Quite often, even the most thorough and detailed requirements documents can fail to meet the needs of the project due to the lack of one element: personas. A “persona” is a component of the requirements analysis process that is often forgotten because it is not explicitly called out in most formal project management publications. The PMBOK (Project Management Book Of Knowledge), 6th Edition, very briefly mentions the term “personas” within the glossary, defined as “An archetype user representing a set of similar end users described with their goals, motivations, and representative personal characteristics”. Interestingly, the PMBOK does not describe how this concept fits into the overall project management discipline, which may explain why most projects I have worked on do not allocate time to identify personas that are relevant to the initiative.

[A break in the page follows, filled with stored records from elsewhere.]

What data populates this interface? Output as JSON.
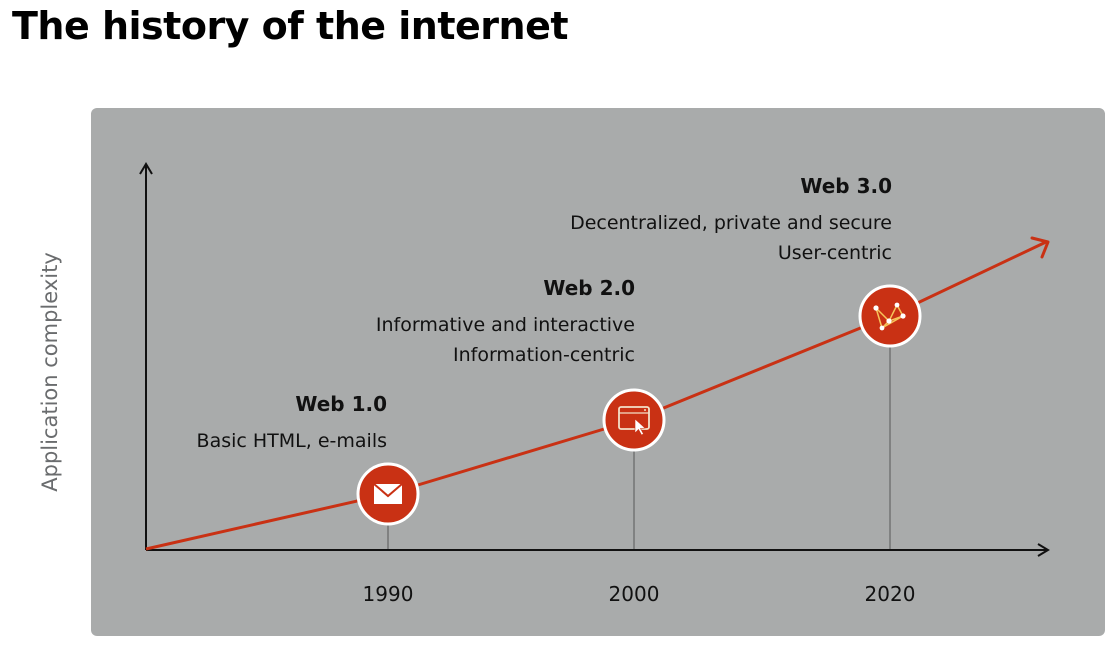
{
  "title": "The history of the internet",
  "colors": {
    "accent": "#c93114",
    "panel": "#a9abab"
  },
  "axes": {
    "y_label": "Application complexity"
  },
  "eras": [
    {
      "heading": "Web 1.0",
      "year": "1990",
      "icon": "envelope-icon",
      "lines": [
        "Basic HTML, e-mails"
      ]
    },
    {
      "heading": "Web 2.0",
      "year": "2000",
      "icon": "browser-cursor-icon",
      "lines": [
        "Informative and interactive",
        "Information-centric"
      ]
    },
    {
      "heading": "Web 3.0",
      "year": "2020",
      "icon": "network-nodes-icon",
      "lines": [
        "Decentralized, private and secure",
        "User-centric"
      ]
    }
  ]
}
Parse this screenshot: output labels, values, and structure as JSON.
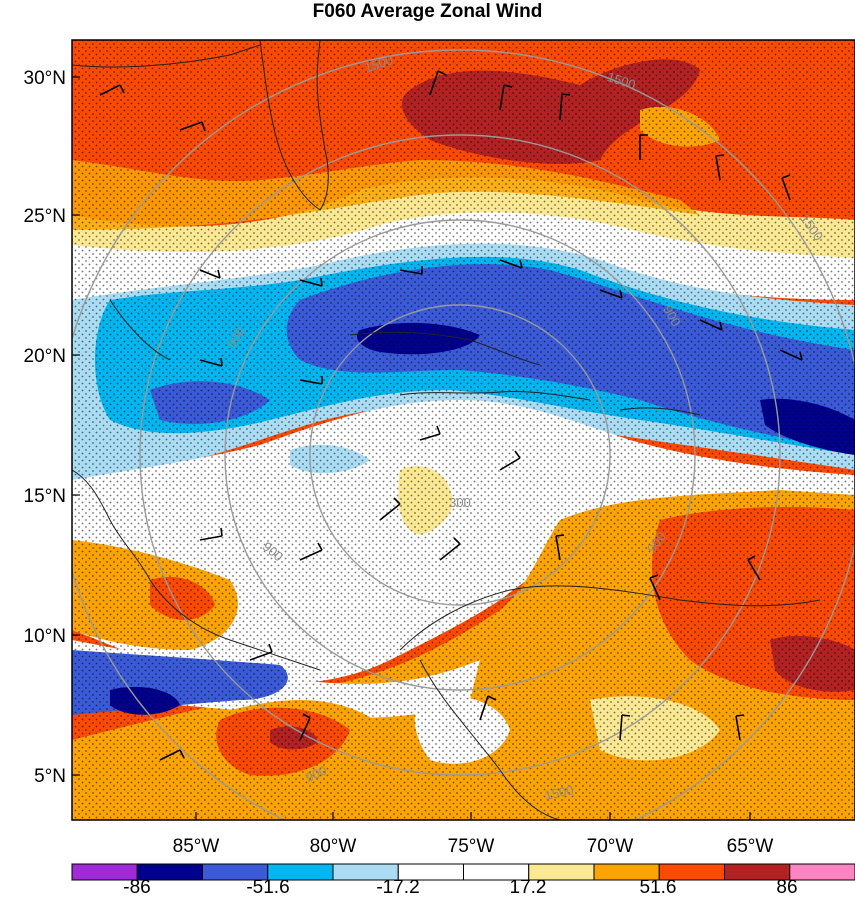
{
  "title": "F060 Average Zonal Wind",
  "latitude_labels": [
    "30°N",
    "25°N",
    "20°N",
    "15°N",
    "10°N",
    "5°N"
  ],
  "longitude_labels": [
    "85°W",
    "80°W",
    "75°W",
    "70°W",
    "65°W"
  ],
  "range_ring_labels": [
    "300",
    "900",
    "900",
    "900",
    "1500",
    "1500",
    "1500",
    "900",
    "900",
    "1500"
  ],
  "colorbar": {
    "labels": [
      "-86",
      "-51.6",
      "-17.2",
      "17.2",
      "51.6",
      "86"
    ],
    "colors": [
      "#a02ad8",
      "#00008c",
      "#3a5ad8",
      "#00b6f0",
      "#aadcf4",
      "#ffffff",
      "#ffffff",
      "#fbe892",
      "#fda402",
      "#fc4a02",
      "#b22222",
      "#ff85c2"
    ]
  },
  "field_colors": {
    "strong_easterly": "#00008c",
    "easterly": "#3a5ad8",
    "moderate_easterly": "#00b6f0",
    "weak_easterly": "#aadcf4",
    "calm": "#ffffff",
    "weak_westerly": "#fbe892",
    "moderate_westerly": "#fda402",
    "westerly": "#fc4a02",
    "strong_westerly": "#b22222"
  }
}
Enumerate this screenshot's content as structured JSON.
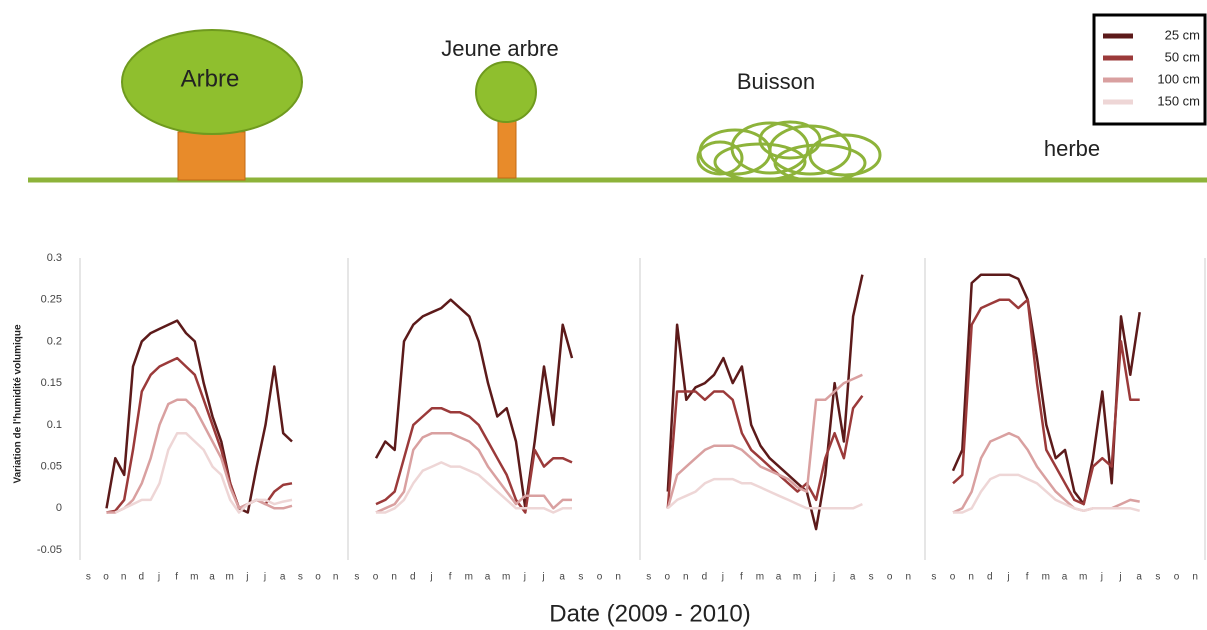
{
  "legend_position": "upper right",
  "x_label": "Date (2009 - 2010)",
  "y_label": "Variation de l'humidité volumique",
  "chart_data": [
    {
      "type": "line",
      "title": "Arbre",
      "x": [
        1,
        1.5,
        2,
        2.5,
        3,
        3.5,
        4,
        4.5,
        5,
        5.5,
        6,
        6.5,
        7,
        7.5,
        8,
        8.5,
        9,
        9.5,
        10,
        10.5,
        11,
        11.5
      ],
      "xlim": [
        -0.5,
        14.5
      ],
      "xticks": [
        {
          "value": 0,
          "label": "s"
        },
        {
          "value": 1,
          "label": "o"
        },
        {
          "value": 2,
          "label": "n"
        },
        {
          "value": 3,
          "label": "d"
        },
        {
          "value": 4,
          "label": "j"
        },
        {
          "value": 5,
          "label": "f"
        },
        {
          "value": 6,
          "label": "m"
        },
        {
          "value": 7,
          "label": "a"
        },
        {
          "value": 8,
          "label": "m"
        },
        {
          "value": 9,
          "label": "j"
        },
        {
          "value": 10,
          "label": "j"
        },
        {
          "value": 11,
          "label": "a"
        },
        {
          "value": 12,
          "label": "s"
        },
        {
          "value": 13,
          "label": "o"
        },
        {
          "value": 14,
          "label": "n"
        }
      ],
      "ylim": [
        -0.05,
        0.3
      ],
      "yticks": [
        -0.05,
        0,
        0.05,
        0.1,
        0.15,
        0.2,
        0.25,
        0.3
      ],
      "series": [
        {
          "name": "25 cm",
          "color": "#5c1a1a",
          "values": [
            0,
            0.06,
            0.04,
            0.17,
            0.2,
            0.21,
            0.215,
            0.22,
            0.225,
            0.21,
            0.2,
            0.15,
            0.11,
            0.08,
            0.03,
            0,
            -0.005,
            0.05,
            0.1,
            0.17,
            0.09,
            0.08
          ]
        },
        {
          "name": "50 cm",
          "color": "#9b3a3a",
          "values": [
            -0.005,
            -0.003,
            0.01,
            0.07,
            0.14,
            0.16,
            0.17,
            0.175,
            0.18,
            0.17,
            0.16,
            0.13,
            0.1,
            0.07,
            0.03,
            0,
            0.005,
            0.01,
            0.005,
            0.02,
            0.028,
            0.03
          ]
        },
        {
          "name": "100 cm",
          "color": "#d9a0a0",
          "values": [
            -0.005,
            -0.005,
            0,
            0.01,
            0.03,
            0.06,
            0.1,
            0.125,
            0.13,
            0.13,
            0.12,
            0.1,
            0.08,
            0.06,
            0.025,
            0,
            0.005,
            0.01,
            0.005,
            0,
            0,
            0.003
          ]
        },
        {
          "name": "150 cm",
          "color": "#eed6d6",
          "values": [
            null,
            -0.005,
            0,
            0.005,
            0.01,
            0.01,
            0.03,
            0.07,
            0.09,
            0.09,
            0.08,
            0.07,
            0.05,
            0.04,
            0.01,
            -0.005,
            0.005,
            0.01,
            0.01,
            0.005,
            0.008,
            0.01
          ]
        }
      ]
    },
    {
      "type": "line",
      "title": "Jeune arbre",
      "x": [
        1,
        1.5,
        2,
        2.5,
        3,
        3.5,
        4,
        4.5,
        5,
        5.5,
        6,
        6.5,
        7,
        7.5,
        8,
        8.5,
        9,
        9.5,
        10,
        10.5,
        11,
        11.5
      ],
      "xlim": [
        -0.5,
        14.5
      ],
      "xticks": [
        {
          "value": 0,
          "label": "s"
        },
        {
          "value": 1,
          "label": "o"
        },
        {
          "value": 2,
          "label": "n"
        },
        {
          "value": 3,
          "label": "d"
        },
        {
          "value": 4,
          "label": "j"
        },
        {
          "value": 5,
          "label": "f"
        },
        {
          "value": 6,
          "label": "m"
        },
        {
          "value": 7,
          "label": "a"
        },
        {
          "value": 8,
          "label": "m"
        },
        {
          "value": 9,
          "label": "j"
        },
        {
          "value": 10,
          "label": "j"
        },
        {
          "value": 11,
          "label": "a"
        },
        {
          "value": 12,
          "label": "s"
        },
        {
          "value": 13,
          "label": "o"
        },
        {
          "value": 14,
          "label": "n"
        }
      ],
      "ylim": [
        -0.05,
        0.3
      ],
      "series": [
        {
          "values": [
            0.06,
            0.08,
            0.07,
            0.2,
            0.22,
            0.23,
            0.235,
            0.24,
            0.25,
            0.24,
            0.23,
            0.2,
            0.15,
            0.11,
            0.12,
            0.08,
            0,
            0.08,
            0.17,
            0.1,
            0.22,
            0.18
          ]
        },
        {
          "values": [
            0.005,
            0.01,
            0.02,
            0.06,
            0.1,
            0.11,
            0.12,
            0.12,
            0.115,
            0.115,
            0.11,
            0.1,
            0.08,
            0.06,
            0.04,
            0.01,
            -0.005,
            0.07,
            0.05,
            0.06,
            0.06,
            0.055
          ]
        },
        {
          "values": [
            -0.005,
            0,
            0.005,
            0.02,
            0.07,
            0.085,
            0.09,
            0.09,
            0.09,
            0.085,
            0.08,
            0.07,
            0.05,
            0.035,
            0.02,
            0.005,
            0.015,
            0.015,
            0.015,
            0,
            0.01,
            0.01
          ]
        },
        {
          "values": [
            -0.005,
            -0.005,
            0,
            0.01,
            0.03,
            0.045,
            0.05,
            0.055,
            0.05,
            0.05,
            0.045,
            0.04,
            0.03,
            0.02,
            0.01,
            0,
            0,
            0,
            0,
            -0.005,
            0,
            0
          ]
        }
      ]
    },
    {
      "type": "line",
      "title": "Buisson",
      "x": [
        1,
        1.5,
        2,
        2.5,
        3,
        3.5,
        4,
        4.5,
        5,
        5.5,
        6,
        6.5,
        7,
        7.5,
        8,
        8.5,
        9,
        9.5,
        10,
        10.5,
        11,
        11.5
      ],
      "xlim": [
        -0.5,
        14.5
      ],
      "xticks": [
        {
          "value": 0,
          "label": "s"
        },
        {
          "value": 1,
          "label": "o"
        },
        {
          "value": 2,
          "label": "n"
        },
        {
          "value": 3,
          "label": "d"
        },
        {
          "value": 4,
          "label": "j"
        },
        {
          "value": 5,
          "label": "f"
        },
        {
          "value": 6,
          "label": "m"
        },
        {
          "value": 7,
          "label": "a"
        },
        {
          "value": 8,
          "label": "m"
        },
        {
          "value": 9,
          "label": "j"
        },
        {
          "value": 10,
          "label": "j"
        },
        {
          "value": 11,
          "label": "a"
        },
        {
          "value": 12,
          "label": "s"
        },
        {
          "value": 13,
          "label": "o"
        },
        {
          "value": 14,
          "label": "n"
        }
      ],
      "ylim": [
        -0.05,
        0.3
      ],
      "series": [
        {
          "values": [
            0.02,
            0.22,
            0.13,
            0.145,
            0.15,
            0.16,
            0.18,
            0.15,
            0.17,
            0.1,
            0.075,
            0.06,
            0.05,
            0.04,
            0.03,
            0.02,
            -0.025,
            0.04,
            0.15,
            0.08,
            0.23,
            0.28
          ]
        },
        {
          "values": [
            0,
            0.14,
            0.14,
            0.14,
            0.13,
            0.14,
            0.14,
            0.13,
            0.09,
            0.07,
            0.06,
            0.05,
            0.04,
            0.03,
            0.02,
            0.03,
            0.01,
            0.06,
            0.09,
            0.06,
            0.12,
            0.135
          ]
        },
        {
          "values": [
            0,
            0.04,
            0.05,
            0.06,
            0.07,
            0.075,
            0.075,
            0.075,
            0.07,
            0.06,
            0.05,
            0.045,
            0.04,
            0.035,
            0.025,
            0.02,
            0.13,
            0.13,
            0.14,
            0.15,
            0.155,
            0.16
          ]
        },
        {
          "values": [
            0,
            0.01,
            0.015,
            0.02,
            0.03,
            0.035,
            0.035,
            0.035,
            0.03,
            0.03,
            0.025,
            0.02,
            0.015,
            0.01,
            0.005,
            0,
            0,
            0,
            0,
            0,
            0,
            0.005
          ]
        }
      ]
    },
    {
      "type": "line",
      "title": "herbe",
      "x": [
        1,
        1.5,
        2,
        2.5,
        3,
        3.5,
        4,
        4.5,
        5,
        5.5,
        6,
        6.5,
        7,
        7.5,
        8,
        8.5,
        9,
        9.5,
        10,
        10.5,
        11,
        11.5
      ],
      "xlim": [
        -0.5,
        14.5
      ],
      "xticks": [
        {
          "value": 0,
          "label": "s"
        },
        {
          "value": 1,
          "label": "o"
        },
        {
          "value": 2,
          "label": "n"
        },
        {
          "value": 3,
          "label": "d"
        },
        {
          "value": 4,
          "label": "j"
        },
        {
          "value": 5,
          "label": "f"
        },
        {
          "value": 6,
          "label": "m"
        },
        {
          "value": 7,
          "label": "a"
        },
        {
          "value": 8,
          "label": "m"
        },
        {
          "value": 9,
          "label": "j"
        },
        {
          "value": 10,
          "label": "j"
        },
        {
          "value": 11,
          "label": "a"
        },
        {
          "value": 12,
          "label": "s"
        },
        {
          "value": 13,
          "label": "o"
        },
        {
          "value": 14,
          "label": "n"
        }
      ],
      "ylim": [
        -0.05,
        0.3
      ],
      "series": [
        {
          "values": [
            0.045,
            0.07,
            0.27,
            0.28,
            0.28,
            0.28,
            0.28,
            0.275,
            0.25,
            0.18,
            0.1,
            0.06,
            0.07,
            0.02,
            0.005,
            0.06,
            0.14,
            0.03,
            0.23,
            0.16,
            0.235,
            null
          ]
        },
        {
          "values": [
            0.03,
            0.04,
            0.22,
            0.24,
            0.245,
            0.25,
            0.25,
            0.24,
            0.25,
            0.15,
            0.07,
            0.05,
            0.03,
            0.01,
            0.005,
            0.05,
            0.06,
            0.05,
            0.2,
            0.13,
            0.13,
            null
          ]
        },
        {
          "values": [
            -0.005,
            0,
            0.02,
            0.06,
            0.08,
            0.085,
            0.09,
            0.085,
            0.07,
            0.05,
            0.035,
            0.02,
            0.01,
            0,
            -0.003,
            0,
            0,
            0,
            0.005,
            0.01,
            0.008,
            null
          ]
        },
        {
          "values": [
            -0.005,
            -0.005,
            0,
            0.02,
            0.035,
            0.04,
            0.04,
            0.04,
            0.035,
            0.03,
            0.02,
            0.01,
            0.005,
            0,
            -0.003,
            0,
            0,
            0,
            0,
            0,
            -0.003,
            null
          ]
        }
      ]
    }
  ]
}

“Why is ‘persona’ important if it is barely mentioned in the PMBOK?” you may ask. My experience leads me to believe that by NOT defining personas, we miss out on the opportunity to truly understand the customer, the end consumer of the output we are working so far to deliver. The persona enables us to take the perspective of the most important role – the customer benefits most from the solution you are delivering – to gain appreciation for WHY they may choose to use your product or service instead of another competing offering. Although we need to focus on the HOW as well in order to design/build/test/deliver the end product, truly understanding the WHY can make a tremendous difference between success and failure.
In closing, next time you are on the verge of kicking off a new project, you might consider setting aside time to formulate a “persona” for each type of individual that you expect to interact with your end product/solution. You may glean some unexpected insights from this process that could shape how you plan and execute your project.